I can’t say my self has many answers either. I know what I know, or at least whatever my senses let me. My self is at their mercy. And yet, as impossible as it may be, I see my self on screen here. I hold onto personal relationships for dear life, but only some. I wander through the world, curiosity spurring my body into action with its mind in tow. At night, I float through my thoughts, wondering, knowing, what my final hours will be. In Control, I see a better part of them.
Over the past few months, terrible nightmares have plagued me. They get bigger every time. In them, people I know, some not even personally, tell me it won’t be long before I kill myself. I say they’re probably right and am ambivalent about the prospect. Then as I wake up, I remain traumatized for the entire day. One morning a few weeks ago, I jolted awake, thinking I heard a beeping. Hypnopompic, I was unsure if it were the dream or reality. All I could do was lie in bed for six hours, stare at the sky, and listen to Joy Division’s Closer on repeat.
Later that night just as I prepared to go to sleep, I realized what the beeping noise was: my self heard the sound of my body flatlining. The next morning, I awoke hearing a rope tighten. It was just the rain hitting my window. I felt as if I saw my self in the world as it dribbled on the glass. It was as if, through the trees’ movement, I watched my body sway violently in the wind. In such moments, I am alone, but self and body feel fuller.

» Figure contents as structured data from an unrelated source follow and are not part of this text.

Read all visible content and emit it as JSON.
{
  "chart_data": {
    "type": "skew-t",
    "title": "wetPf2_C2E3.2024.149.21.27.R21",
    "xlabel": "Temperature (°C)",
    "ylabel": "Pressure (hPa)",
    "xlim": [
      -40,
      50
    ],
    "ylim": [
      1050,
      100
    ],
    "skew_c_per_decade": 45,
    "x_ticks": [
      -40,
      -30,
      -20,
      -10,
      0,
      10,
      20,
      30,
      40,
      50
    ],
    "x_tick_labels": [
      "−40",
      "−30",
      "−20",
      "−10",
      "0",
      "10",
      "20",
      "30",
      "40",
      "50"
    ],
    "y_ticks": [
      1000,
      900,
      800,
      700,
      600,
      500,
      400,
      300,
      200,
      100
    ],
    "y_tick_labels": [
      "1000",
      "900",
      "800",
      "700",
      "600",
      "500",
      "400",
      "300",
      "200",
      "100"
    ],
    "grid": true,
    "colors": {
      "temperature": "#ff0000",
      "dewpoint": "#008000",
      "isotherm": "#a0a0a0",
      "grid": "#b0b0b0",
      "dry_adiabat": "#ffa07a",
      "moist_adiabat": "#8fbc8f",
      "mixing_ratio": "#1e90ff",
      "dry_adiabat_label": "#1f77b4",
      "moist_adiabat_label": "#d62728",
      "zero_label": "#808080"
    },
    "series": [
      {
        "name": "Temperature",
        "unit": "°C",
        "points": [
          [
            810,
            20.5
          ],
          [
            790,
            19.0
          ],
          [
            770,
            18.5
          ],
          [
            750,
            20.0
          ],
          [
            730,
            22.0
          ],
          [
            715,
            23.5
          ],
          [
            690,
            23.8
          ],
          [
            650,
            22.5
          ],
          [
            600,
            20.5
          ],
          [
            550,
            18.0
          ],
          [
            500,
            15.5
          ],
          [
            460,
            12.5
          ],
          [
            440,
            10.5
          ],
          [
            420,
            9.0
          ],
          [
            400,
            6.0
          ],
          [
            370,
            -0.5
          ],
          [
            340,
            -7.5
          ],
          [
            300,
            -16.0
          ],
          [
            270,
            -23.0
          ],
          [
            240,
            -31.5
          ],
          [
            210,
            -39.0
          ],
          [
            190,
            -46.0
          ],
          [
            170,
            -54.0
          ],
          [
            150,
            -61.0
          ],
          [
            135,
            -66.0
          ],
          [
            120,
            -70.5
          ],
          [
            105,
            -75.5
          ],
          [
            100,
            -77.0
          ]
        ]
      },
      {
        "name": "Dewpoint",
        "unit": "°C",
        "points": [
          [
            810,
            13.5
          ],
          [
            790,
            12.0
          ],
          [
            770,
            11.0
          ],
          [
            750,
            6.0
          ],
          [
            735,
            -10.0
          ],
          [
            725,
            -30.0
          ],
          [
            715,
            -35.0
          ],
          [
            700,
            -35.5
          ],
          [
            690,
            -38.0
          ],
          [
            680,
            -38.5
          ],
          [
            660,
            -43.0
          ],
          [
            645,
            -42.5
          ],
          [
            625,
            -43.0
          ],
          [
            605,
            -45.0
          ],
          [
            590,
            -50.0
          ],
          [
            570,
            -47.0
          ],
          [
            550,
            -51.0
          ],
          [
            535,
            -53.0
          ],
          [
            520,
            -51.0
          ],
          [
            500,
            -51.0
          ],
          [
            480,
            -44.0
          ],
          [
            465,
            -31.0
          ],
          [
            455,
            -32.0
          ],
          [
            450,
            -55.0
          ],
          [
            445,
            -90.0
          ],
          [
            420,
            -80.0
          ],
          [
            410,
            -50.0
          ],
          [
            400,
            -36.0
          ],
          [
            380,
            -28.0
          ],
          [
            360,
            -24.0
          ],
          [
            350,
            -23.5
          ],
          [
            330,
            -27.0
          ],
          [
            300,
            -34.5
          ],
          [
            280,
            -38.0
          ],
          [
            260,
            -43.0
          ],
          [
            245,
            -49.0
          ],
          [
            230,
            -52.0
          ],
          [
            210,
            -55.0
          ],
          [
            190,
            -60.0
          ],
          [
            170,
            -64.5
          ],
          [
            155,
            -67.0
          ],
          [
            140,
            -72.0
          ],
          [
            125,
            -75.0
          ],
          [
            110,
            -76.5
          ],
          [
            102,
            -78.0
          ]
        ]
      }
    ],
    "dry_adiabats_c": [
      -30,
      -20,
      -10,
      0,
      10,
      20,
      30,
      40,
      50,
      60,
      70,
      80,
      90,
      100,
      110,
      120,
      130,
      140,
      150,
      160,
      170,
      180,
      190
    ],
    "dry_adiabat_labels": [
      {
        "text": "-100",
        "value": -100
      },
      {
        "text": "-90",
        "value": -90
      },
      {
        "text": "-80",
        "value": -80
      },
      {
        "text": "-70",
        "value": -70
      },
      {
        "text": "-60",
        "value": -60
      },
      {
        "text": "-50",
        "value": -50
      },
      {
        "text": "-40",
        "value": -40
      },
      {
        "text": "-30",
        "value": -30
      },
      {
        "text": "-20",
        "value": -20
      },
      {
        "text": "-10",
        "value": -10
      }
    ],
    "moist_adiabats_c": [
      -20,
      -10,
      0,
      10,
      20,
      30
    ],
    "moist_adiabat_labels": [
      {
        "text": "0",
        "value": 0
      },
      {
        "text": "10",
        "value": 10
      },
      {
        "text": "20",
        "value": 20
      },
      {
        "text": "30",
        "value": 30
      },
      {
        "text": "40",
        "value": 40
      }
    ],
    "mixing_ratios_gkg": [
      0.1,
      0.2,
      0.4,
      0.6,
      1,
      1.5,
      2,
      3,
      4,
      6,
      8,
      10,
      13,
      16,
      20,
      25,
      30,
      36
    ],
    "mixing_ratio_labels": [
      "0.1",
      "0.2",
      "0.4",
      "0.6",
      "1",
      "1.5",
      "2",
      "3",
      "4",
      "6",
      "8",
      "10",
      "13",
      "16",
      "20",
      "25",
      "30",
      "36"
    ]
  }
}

I see my mind a little more clearly, and like Ian listening back to his thoughts, the insight I’ve gleaned is invaluable.
That self still grapples with suicidal thoughts, but it still has its curiosities. They’re as confrontational as Control isn’t, and in that complement, the film is my body to see—for my self to learn from. I may still be a bundle of impulses. For two hours, something in the world sees me.